Twenty-first century children are surrounded by technology.

Gone are the days when referring to an apple meant a green thing grown by Granny Smith. Ipad and Kindle may well be the preferred reading tools for mum and dad, if indeed they have time to read at all.

How then are we inspiring our young children to read?

The benefits of reading in extending a child’s knowledge and understanding of vocabulary are certainly proven.

Not only for enjoyment, starting a life-long relationship with books is crucial to stretch the imagination, develop new interests and expand knowledge.

Instilling a wide vocabulary, comprehension and accurate spelling skills are essential benefits of reading, putting in place the foundations for success in education in the future.

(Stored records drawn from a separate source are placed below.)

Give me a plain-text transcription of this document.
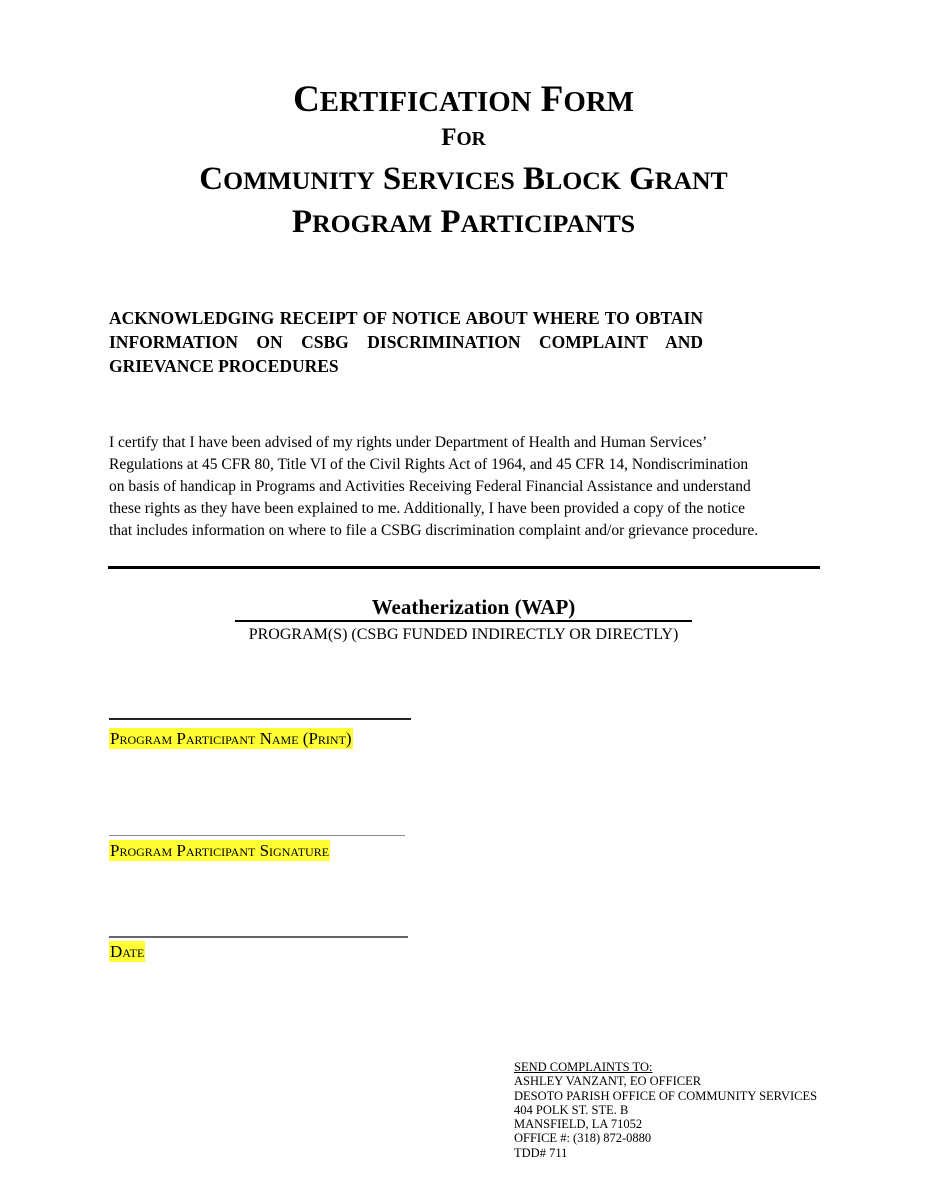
CERTIFICATION FORM
FOR
COMMUNITY SERVICES BLOCK GRANT
PROGRAM PARTICIPANTS
ACKNOWLEDGING RECEIPT OF NOTICE ABOUT WHERE TO OBTAIN
INFORMATION ON CSBG DISCRIMINATION COMPLAINT AND
GRIEVANCE PROCEDURES
I certify that I have been advised of my rights under Department of Health and Human Services’
Regulations at 45 CFR 80, Title VI of the Civil Rights Act of 1964, and 45 CFR 14, Nondiscrimination
on basis of handicap in Programs and Activities Receiving Federal Financial Assistance and understand
these rights as they have been explained to me. Additionally, I have been provided a copy of the notice
that includes information on where to file a CSBG discrimination complaint and/or grievance procedure.
Weatherization (WAP)
PROGRAM(S) (CSBG FUNDED INDIRECTLY OR DIRECTLY)
Program Participant Name (Print)
Program Participant Signature
Date
SEND COMPLAINTS TO:
ASHLEY VANZANT, EO OFFICER
DESOTO PARISH OFFICE OF COMMUNITY SERVICES
404 POLK ST. STE. B
MANSFIELD, LA 71052
OFFICE #: (318) 872-0880
TDD# 711
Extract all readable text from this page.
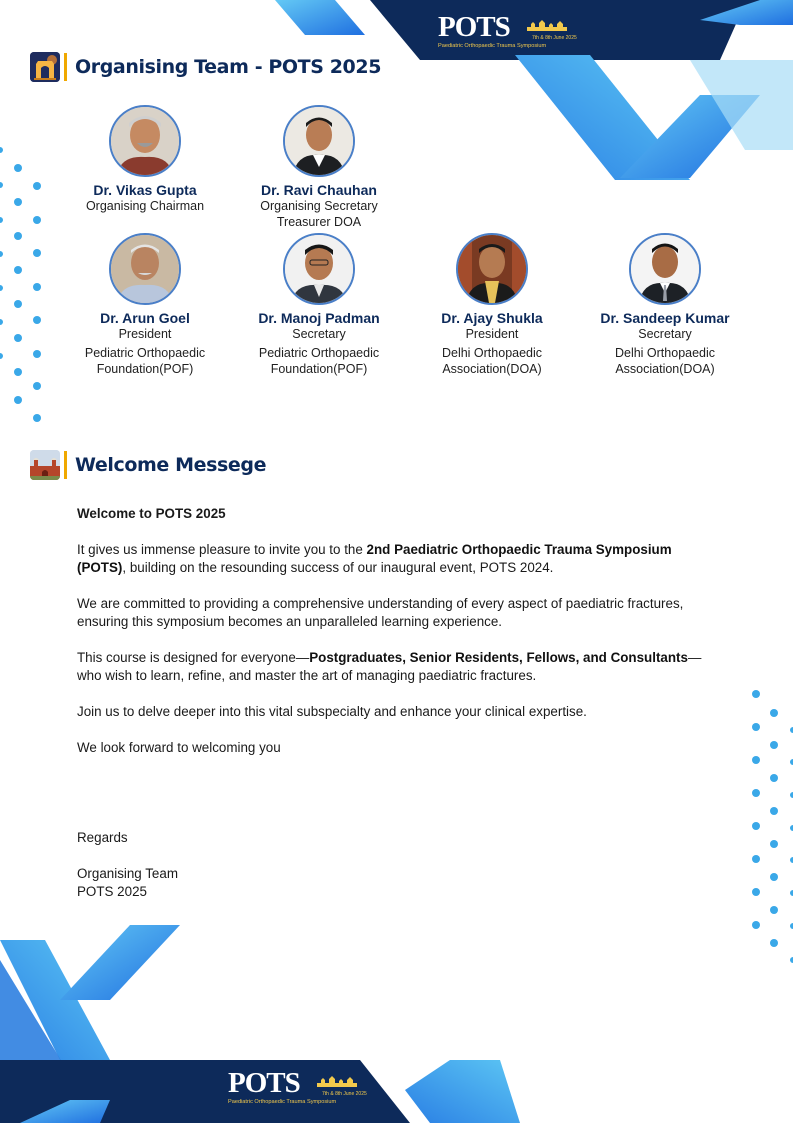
POTS	7th & 8th June 2025
Paediatric Orthopaedic Trauma Symposium
Organising Team - POTS 2025
Dr. Vikas Gupta
Organising Chairman
Dr. Ravi Chauhan
Organising Secretary
Treasurer DOA
Dr. Arun Goel
President
Pediatric Orthopaedic Foundation(POF)
Dr. Manoj Padman
Secretary
Pediatric Orthopaedic Foundation(POF)
Dr. Ajay Shukla
President
Delhi Orthopaedic Association(DOA)
Dr. Sandeep Kumar
Secretary
Delhi Orthopaedic Association(DOA)
Welcome Messege

Welcome to POTS 2025

It gives us immense pleasure to invite you to the 2nd Paediatric Orthopaedic Trauma Symposium (POTS), building on the resounding success of our inaugural event, POTS 2024.

We are committed to providing a comprehensive understanding of every aspect of paediatric fractures, ensuring this symposium becomes an unparalleled learning experience.

This course is designed for everyone—Postgraduates, Senior Residents, Fellows, and Consultants—who wish to learn, refine, and master the art of managing paediatric fractures.

Join us to delve deeper into this vital subspecialty and enhance your clinical expertise.

We look forward to welcoming you

Regards

Organising Team

POTS 2025

POTS	7th & 8th June 2025
Paediatric Orthopaedic Trauma Symposium
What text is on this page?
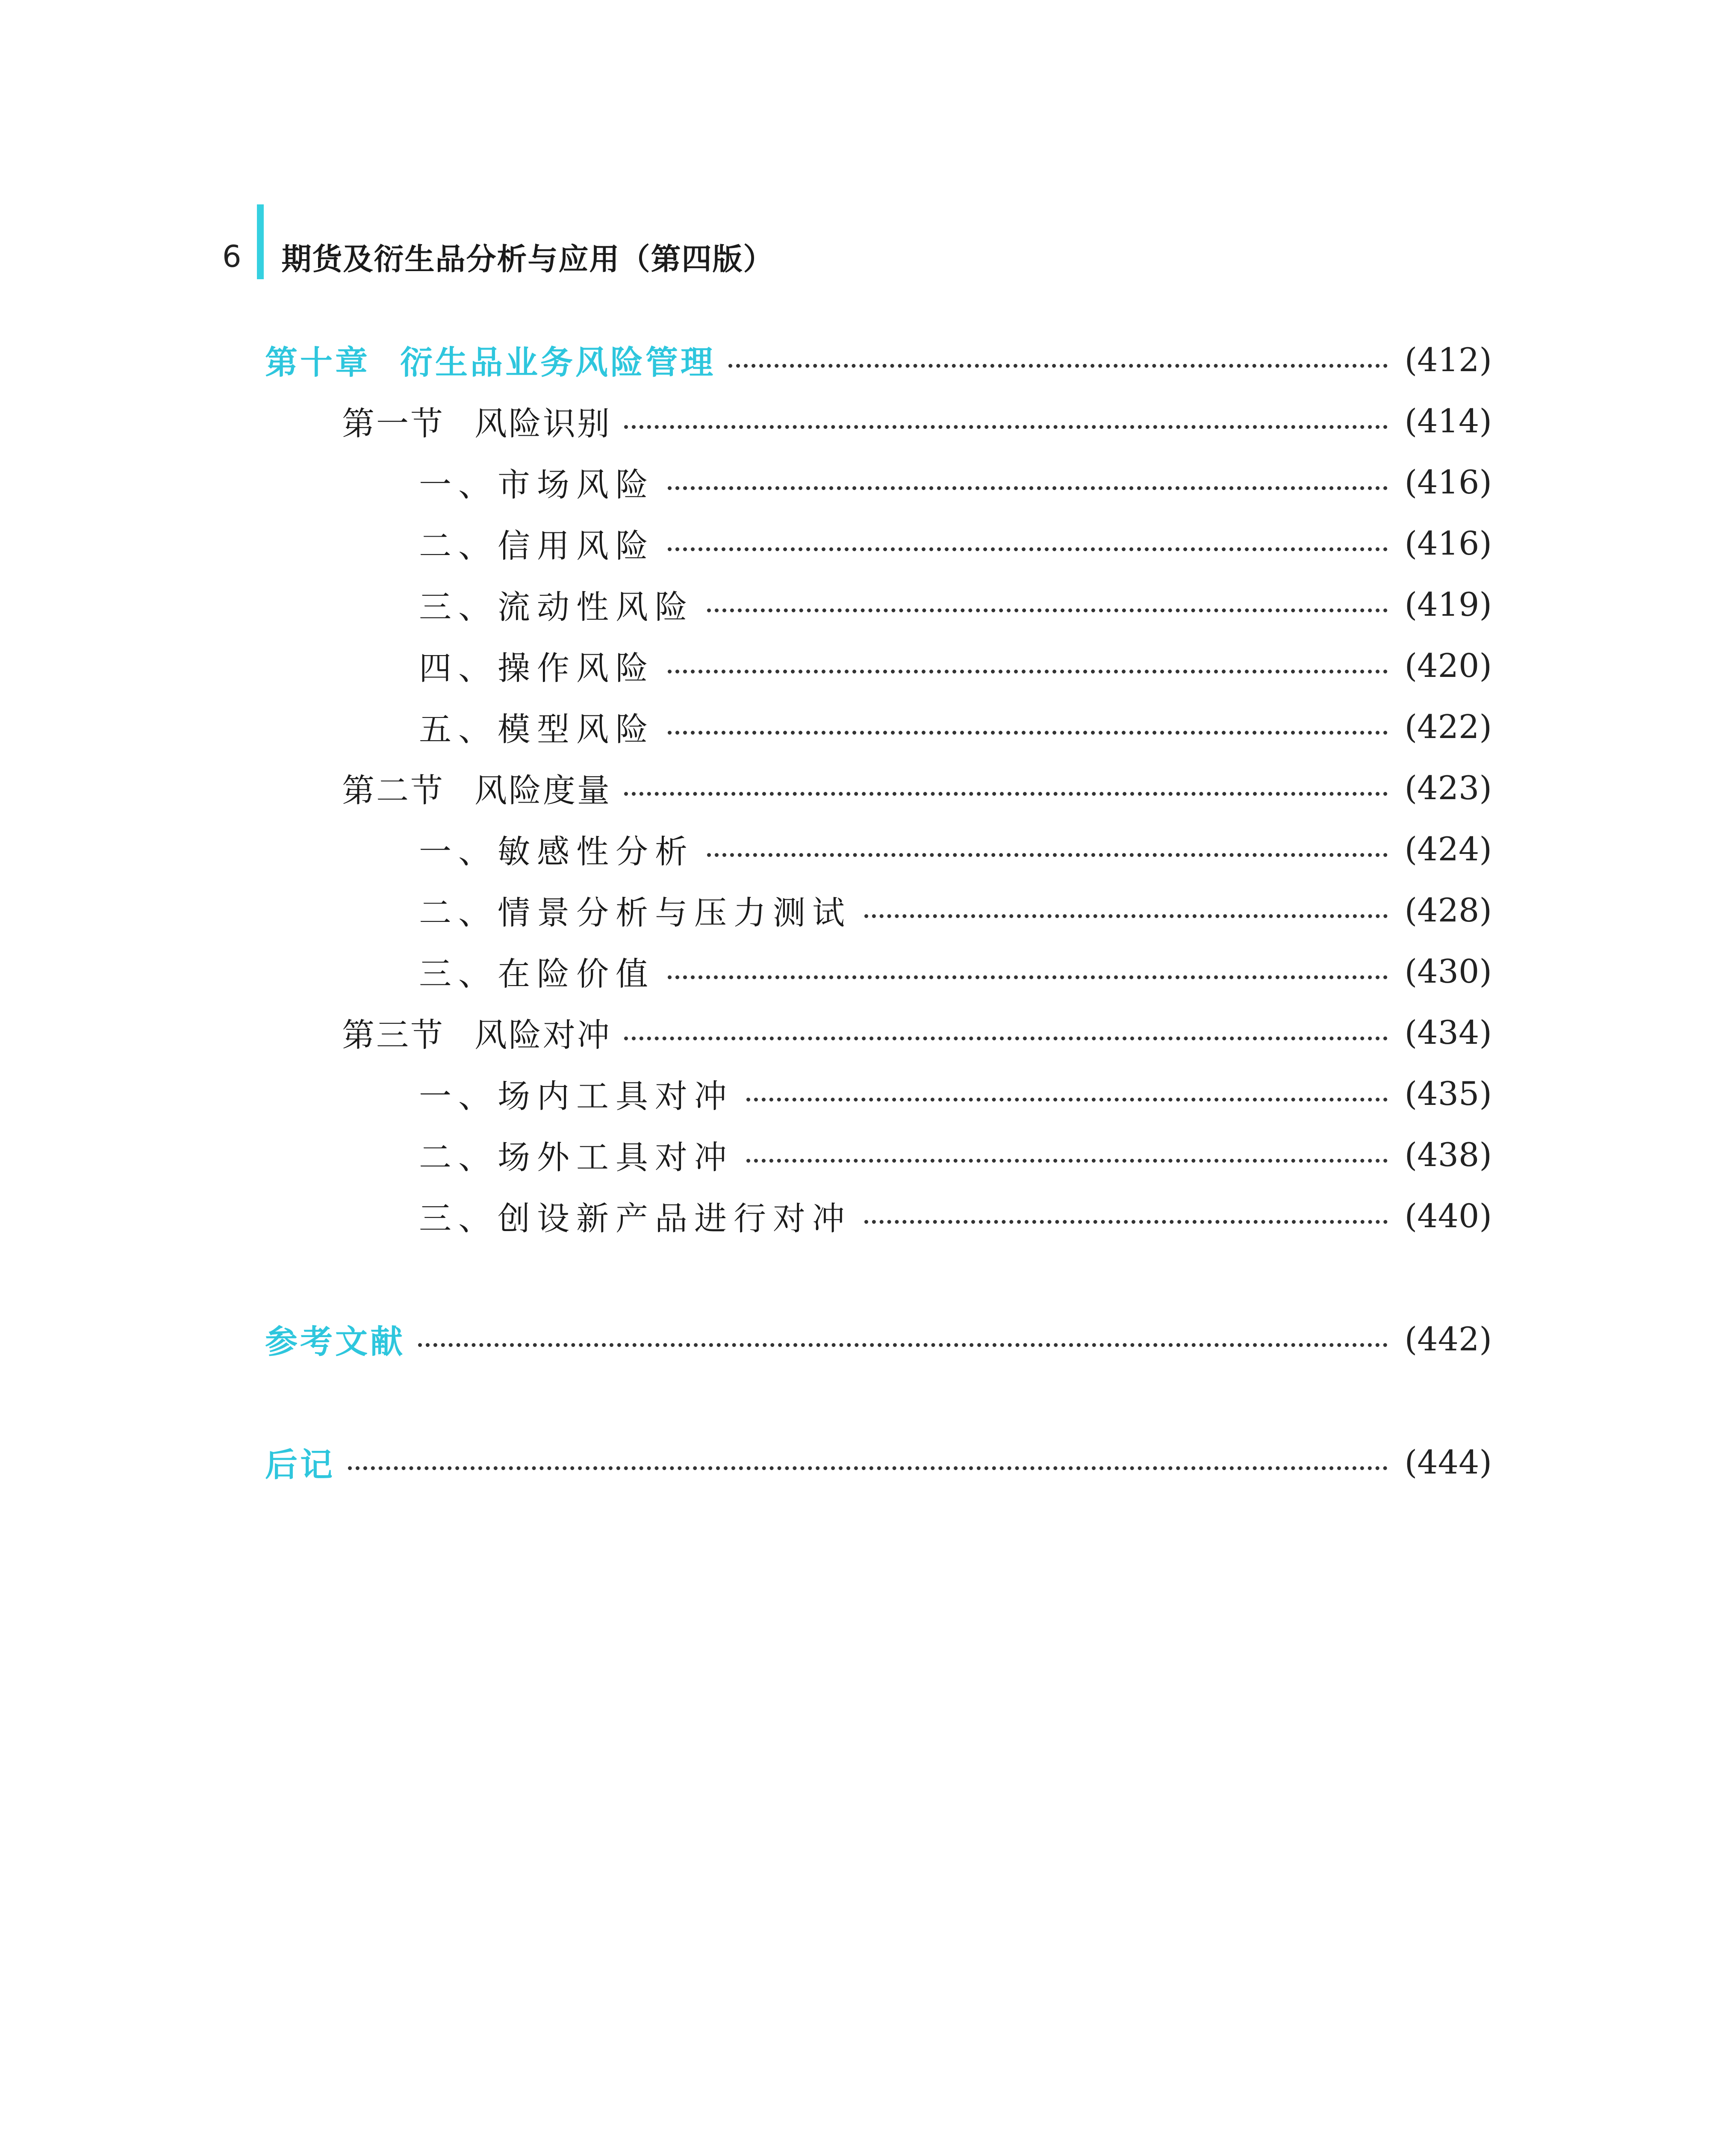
6 期货及衍生品分析与应用（第四版）
第十章 衍生品业务风险管理	(412)
第一节 风险识别	(414)
一、市场风险	(416)
二、信用风险	(416)
三、流动性风险	(419)
四、操作风险	(420)
五、模型风险	(422)
第二节 风险度量	(423)
一、敏感性分析	(424)
二、情景分析与压力测试	(428)
三、在险价值	(430)
第三节 风险对冲	(434)
一、场内工具对冲	(435)
二、场外工具对冲	(438)
三、创设新产品进行对冲	(440)
参考文献	(442)
后记	(444)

Why not challenge your child to read a certain number of books this summer term? It can be fun to visit the library together to allow your child to choose appropriate books which interest them. Including non-fiction books in their reading will extend their vocabulary further.

Listening to your child read, sharing the reading with them so they combine listening skills with reading, as well as discussing the meaning of words and their comprehension of the story as you go along, will allow you to evaluate if you are pitching their book choices at the right level.

Your child’s school can also give you guidance on books to read, but remember that children learn at different speeds so try not to make comparisons. Above all it is important to remember that reading should be fun so try not to turn it into a chore.

Books should be easily accessible around the home, in the kitchen, bedroom, living room and if your child is finding reading a particular book difficult, change it, so they are not put off.

Reading little and often can be the most effective way to see results. Include reading within the daily routine, for example just before bed, so it becomes ‘the norm’ to have their head in a book.

Setting a good example is critical. For example, boys need to see Dad reading.